Les Oeuvres Africaines ConservÉes En Occident Ont Perdu Leur Âme

Les objets enlevés d’Afrique possédaient, pour répondre à la question de Lamartine, une âme. Enfermés dans des musées et des réserves, dans des cages de verre, coupés de leurs racines, que sont-ils devenus ? Sans doute sont-ils morts. Une mort symbolique qui leur ôtait leur vie ancienne. En changeant de nature, ils sont devenus autres.

L’objet est un signe qui doit sans cesse être réactualisé, signifié, interprété. Sa vie véritable ne tient que dans la manière dont il est perçu et mis en scène. Or l’identité profonde de ces objets, je n’ose parler de leur ADN, a été manipulé. Ils sont devenus autres, et c’est cette altérité que j’assimile à la mort. Je me suis toujours prononcé pour la restitution et mes propos ne portent pas sur ce sujet-là en tant que tel.

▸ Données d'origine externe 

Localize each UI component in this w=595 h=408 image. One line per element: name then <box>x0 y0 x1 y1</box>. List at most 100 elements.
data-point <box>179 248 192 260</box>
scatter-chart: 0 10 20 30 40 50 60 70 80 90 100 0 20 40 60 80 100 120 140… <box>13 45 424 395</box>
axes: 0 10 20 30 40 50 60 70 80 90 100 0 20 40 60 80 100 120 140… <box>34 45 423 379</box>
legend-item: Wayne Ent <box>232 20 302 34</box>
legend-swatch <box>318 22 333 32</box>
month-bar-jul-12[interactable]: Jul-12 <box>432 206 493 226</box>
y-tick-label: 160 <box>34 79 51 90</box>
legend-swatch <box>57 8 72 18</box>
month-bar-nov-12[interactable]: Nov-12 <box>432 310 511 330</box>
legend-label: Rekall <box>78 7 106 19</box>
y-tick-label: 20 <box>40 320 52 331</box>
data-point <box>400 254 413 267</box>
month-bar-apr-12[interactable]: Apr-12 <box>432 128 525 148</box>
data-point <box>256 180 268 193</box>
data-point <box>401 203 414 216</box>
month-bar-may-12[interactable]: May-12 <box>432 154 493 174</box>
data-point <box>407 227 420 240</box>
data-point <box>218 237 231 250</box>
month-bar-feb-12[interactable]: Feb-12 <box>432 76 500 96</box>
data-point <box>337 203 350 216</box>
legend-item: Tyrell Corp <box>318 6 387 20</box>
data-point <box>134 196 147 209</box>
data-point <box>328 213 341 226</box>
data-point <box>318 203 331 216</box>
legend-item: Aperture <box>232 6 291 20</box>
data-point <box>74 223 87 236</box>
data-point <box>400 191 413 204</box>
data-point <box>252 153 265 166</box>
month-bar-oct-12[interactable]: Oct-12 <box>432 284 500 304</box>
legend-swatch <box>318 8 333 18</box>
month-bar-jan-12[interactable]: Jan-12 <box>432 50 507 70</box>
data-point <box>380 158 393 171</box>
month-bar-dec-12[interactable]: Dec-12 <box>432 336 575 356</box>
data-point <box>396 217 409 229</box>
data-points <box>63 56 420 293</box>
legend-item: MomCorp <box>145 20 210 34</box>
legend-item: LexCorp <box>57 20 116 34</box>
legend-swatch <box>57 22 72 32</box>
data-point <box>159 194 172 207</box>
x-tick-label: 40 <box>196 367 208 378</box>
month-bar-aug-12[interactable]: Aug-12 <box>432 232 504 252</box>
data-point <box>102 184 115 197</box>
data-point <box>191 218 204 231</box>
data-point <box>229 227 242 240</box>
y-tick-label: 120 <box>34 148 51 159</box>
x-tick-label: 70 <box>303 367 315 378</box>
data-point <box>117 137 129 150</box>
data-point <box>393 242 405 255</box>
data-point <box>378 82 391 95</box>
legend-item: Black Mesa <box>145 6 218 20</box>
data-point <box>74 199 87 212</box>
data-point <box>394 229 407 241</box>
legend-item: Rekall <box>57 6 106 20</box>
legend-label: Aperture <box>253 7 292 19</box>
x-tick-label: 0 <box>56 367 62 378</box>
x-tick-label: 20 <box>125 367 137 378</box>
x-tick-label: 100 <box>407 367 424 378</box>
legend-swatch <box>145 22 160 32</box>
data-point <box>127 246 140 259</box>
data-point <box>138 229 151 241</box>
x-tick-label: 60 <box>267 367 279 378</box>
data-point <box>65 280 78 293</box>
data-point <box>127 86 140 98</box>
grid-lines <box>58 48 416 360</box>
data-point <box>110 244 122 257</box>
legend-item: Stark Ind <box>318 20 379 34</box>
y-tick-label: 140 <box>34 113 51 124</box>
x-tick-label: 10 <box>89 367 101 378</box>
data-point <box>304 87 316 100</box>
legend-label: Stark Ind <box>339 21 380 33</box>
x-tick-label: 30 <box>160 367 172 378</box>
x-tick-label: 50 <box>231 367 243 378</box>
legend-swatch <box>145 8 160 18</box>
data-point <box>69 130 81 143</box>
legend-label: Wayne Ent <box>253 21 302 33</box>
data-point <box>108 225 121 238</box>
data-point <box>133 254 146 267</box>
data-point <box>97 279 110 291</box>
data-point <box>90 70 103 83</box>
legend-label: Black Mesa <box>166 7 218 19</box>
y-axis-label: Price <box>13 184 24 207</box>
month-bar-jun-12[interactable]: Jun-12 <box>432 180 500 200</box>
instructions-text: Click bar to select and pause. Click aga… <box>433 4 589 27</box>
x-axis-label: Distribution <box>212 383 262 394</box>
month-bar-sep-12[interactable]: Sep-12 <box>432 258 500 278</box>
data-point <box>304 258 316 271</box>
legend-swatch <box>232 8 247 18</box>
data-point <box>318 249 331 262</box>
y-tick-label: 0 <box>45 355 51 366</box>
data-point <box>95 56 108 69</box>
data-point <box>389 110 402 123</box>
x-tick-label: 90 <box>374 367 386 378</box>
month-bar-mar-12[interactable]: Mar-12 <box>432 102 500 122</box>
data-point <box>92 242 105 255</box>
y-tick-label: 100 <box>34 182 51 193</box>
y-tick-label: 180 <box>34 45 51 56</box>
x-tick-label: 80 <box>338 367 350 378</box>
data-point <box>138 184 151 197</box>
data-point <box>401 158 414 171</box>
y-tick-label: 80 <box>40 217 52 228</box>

Ce qui me semble intéressant, c’est d’étudier les conditionnalités de cette restitution. Que restitue-t-on ? Qui restitue à qui ? Et qui décide des conditions préalables ? Je vois toute cette affaire comme une vaste partie d’échecs dans laquelle les Blancs ont joué le premier coup. C’est la règle aux échecs. Les pions blancs sont toujours ceux qui ouvrent la partie. Mais une fois cette ouverture établie, commence un ballet subtil, un jeu de positions, des mises en place de stratégies. Force est de constater que, jusqu’à présent, la parole est univoque. La question n’est pas de bâtir d’autres musées qui enfermeront encore une fois ces objets, consacrant définitivement leurs nouvelles identités.

La question n’est pas, non plus, de ressasser des griefs recuits. Une occasion a été donnée à l’Afrique de répondre d’une manière profonde et intelligente à l’offre française. De poser le cadre d’une jurisprudence qui dépasserait de loin le cadre strict du continent africain. Je crains que cette occasion ne soit manquée, à force de superficialité et de matérialisme.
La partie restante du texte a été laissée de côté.